J.A.: Indeed we do! But not so much fights. More disagreements … with fists! No, I'm kidding. We actually have disagreements about just about every single song we write. We are both very stubborn people. At the same time, we both shy away from confrontation, which makes it interesting sometimes. It will be sort of an air or an atmosphere - a silent tension between us, until one of us surrenders. Fortunately we know each other extremely well. And that helps. And tension is good. It means you care!
E&M: You were once interviewed for the Polish blog "Good because it's Danish." What do you think, is there something inherently Danish or Nordic about your music?
J.A.: There is no doubt that we must have a Danish or Nordic sound. It's probably a subconscious thing, and it is hard to pinpoint exactly what components make us sound Scandinavian. It's probably easier for others to decide.
E&M: Why do you sing in English?
J.A.: When I first started writing, it was in English. I lived in the States then, so it was the natural thing to do. And I continued writing in English, because it felt right. I like the English language. It is a great tool to get your points across, because it has so many words and colours. I believe it has almost twice as many words as Danish. And English has a natural melody to it that Danish doesn't have. It comfortably sits in the front of your mouth, whereas Danish has a tendency to crawl to the back of your throat!
E&M: Where in Europe (apart from anywhere in Denmark) do you most feel like home?
J.A.: Slovenia is definitely a place that Lennart feels connected to. He has lived there for a while and worked with different Slovenian artists. And he has met a lot of really amazing people there!
E&M: Julie, you mentioned in an interview that despite your experience you are a bit shy when you're on stage. Do you think musicians always have a love-hate relationship with playing live and touring?
J.A.: I believe some do. And it's true that I am shy on stage and that it is a hurdle every time to get up there. But I try to channel that energy into my performance. Nevertheless, I will probably (and hopefully) never be completely comfortable on stage. I believe that you do have to have a pinch of narcissism in you to get up there. But a bit of anxiety helps too. And a few years of feeling invisible or unheard will make a great performer!
E&M: Is there a musician or band whose live show you guys found particularly inspiring?
J.A.: There are many! Pink Floyd is of course crazy, Savage Rose, a Danish band that has existed for over forty years with the most soulful lead vocals you will ever hear. Beyoncé - I've never seen her live, but Lennart has a thing about her audacious, over-the-top shows! Il Tempo Gigante is a very inspiring Danish musician who can loop like a mad man, and then there's With No Arms and Legs, a Danish band that knows how to get a party started. Johan Ask Nielsen from that band is featuring on one of the songs from our next album, and we are very excited about that!
E&M: Is there a chance that we can see you guys play live somewhere in Europe soon?

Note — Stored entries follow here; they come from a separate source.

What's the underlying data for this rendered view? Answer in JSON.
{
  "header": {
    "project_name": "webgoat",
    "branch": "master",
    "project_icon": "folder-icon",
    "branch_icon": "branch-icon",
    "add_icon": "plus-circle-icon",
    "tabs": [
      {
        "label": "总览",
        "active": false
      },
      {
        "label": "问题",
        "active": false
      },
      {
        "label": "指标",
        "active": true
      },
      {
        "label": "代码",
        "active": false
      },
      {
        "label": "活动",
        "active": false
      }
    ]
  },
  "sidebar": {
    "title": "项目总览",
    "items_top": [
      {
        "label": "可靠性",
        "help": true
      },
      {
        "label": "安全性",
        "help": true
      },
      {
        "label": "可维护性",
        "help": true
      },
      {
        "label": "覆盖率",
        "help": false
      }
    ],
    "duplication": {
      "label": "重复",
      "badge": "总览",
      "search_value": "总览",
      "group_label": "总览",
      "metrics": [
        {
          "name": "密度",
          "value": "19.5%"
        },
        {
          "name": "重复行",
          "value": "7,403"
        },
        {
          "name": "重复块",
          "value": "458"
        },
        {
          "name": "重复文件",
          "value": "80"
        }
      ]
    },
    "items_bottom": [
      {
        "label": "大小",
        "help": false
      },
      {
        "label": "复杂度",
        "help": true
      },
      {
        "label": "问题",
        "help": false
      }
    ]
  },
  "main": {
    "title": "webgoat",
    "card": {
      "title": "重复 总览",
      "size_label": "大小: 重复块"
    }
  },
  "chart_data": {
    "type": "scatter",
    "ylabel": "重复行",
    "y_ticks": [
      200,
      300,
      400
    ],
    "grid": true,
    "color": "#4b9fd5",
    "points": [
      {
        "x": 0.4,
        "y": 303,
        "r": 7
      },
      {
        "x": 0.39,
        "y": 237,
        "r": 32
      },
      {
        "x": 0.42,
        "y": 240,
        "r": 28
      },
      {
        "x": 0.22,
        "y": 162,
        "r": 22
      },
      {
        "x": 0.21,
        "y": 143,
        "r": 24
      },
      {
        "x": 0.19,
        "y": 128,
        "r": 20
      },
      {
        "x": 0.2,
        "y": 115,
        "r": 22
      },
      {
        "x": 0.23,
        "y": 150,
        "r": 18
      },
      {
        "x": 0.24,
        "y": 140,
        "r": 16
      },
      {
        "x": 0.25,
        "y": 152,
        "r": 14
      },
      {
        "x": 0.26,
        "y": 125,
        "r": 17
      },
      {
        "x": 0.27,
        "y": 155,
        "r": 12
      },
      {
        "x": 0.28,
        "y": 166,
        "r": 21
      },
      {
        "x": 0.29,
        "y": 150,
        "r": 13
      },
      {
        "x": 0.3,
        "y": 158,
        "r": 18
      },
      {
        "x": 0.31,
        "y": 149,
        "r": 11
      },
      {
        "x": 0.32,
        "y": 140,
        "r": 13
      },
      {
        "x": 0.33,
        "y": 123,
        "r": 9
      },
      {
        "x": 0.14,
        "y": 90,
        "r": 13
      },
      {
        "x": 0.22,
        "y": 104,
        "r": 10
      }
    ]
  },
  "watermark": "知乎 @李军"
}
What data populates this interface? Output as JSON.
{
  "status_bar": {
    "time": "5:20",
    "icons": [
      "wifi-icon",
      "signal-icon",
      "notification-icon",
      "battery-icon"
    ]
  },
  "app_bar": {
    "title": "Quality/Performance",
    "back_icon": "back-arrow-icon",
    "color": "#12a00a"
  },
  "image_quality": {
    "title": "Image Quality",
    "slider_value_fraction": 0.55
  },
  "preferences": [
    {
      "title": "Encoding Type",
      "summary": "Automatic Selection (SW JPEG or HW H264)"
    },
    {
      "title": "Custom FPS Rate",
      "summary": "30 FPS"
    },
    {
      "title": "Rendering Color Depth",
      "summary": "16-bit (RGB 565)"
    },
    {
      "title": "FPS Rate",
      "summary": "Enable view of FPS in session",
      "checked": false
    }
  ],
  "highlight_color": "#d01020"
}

J.A.: Yes! We are currently planning to play in April in Berlin with the band, With No Arms and Legs. The venues are not set yet, but the dates will be the 11th, 12th, 13th and 14th of April. We will be playing new songs from the album we are working on right now. And we are so very excited about that constellation of their upbeat and energised performance with our more sinister and reflective aesthetic.
E&M: And finally, what does Europe mean to you?
J.A.: Europe is a cluster - of places that we've been and places that we haven't been to yet. It's also a union that has been held together by politics and economy but not necessarily by sincere feelings of unity. I mean, historically we've been used to fighting wars with one another. But that might all change now. In the wake of this crisis that we are in the midst of, and through the hardships that we all are, or will be, going through these years, it almost looks like we could be creating a common history that might make us stronger as a community and give us a better sense of unison.
But Europe is a great place to have your roots. And it's a great place to be an artist. It's one of the places in the world where so much art and literature has survived through hundreds of years. So there is a sense of tradition and continuity, which an artist can really draw from. We are definitely grateful for being where we are!
E&M: Thanks for the interview, Julie!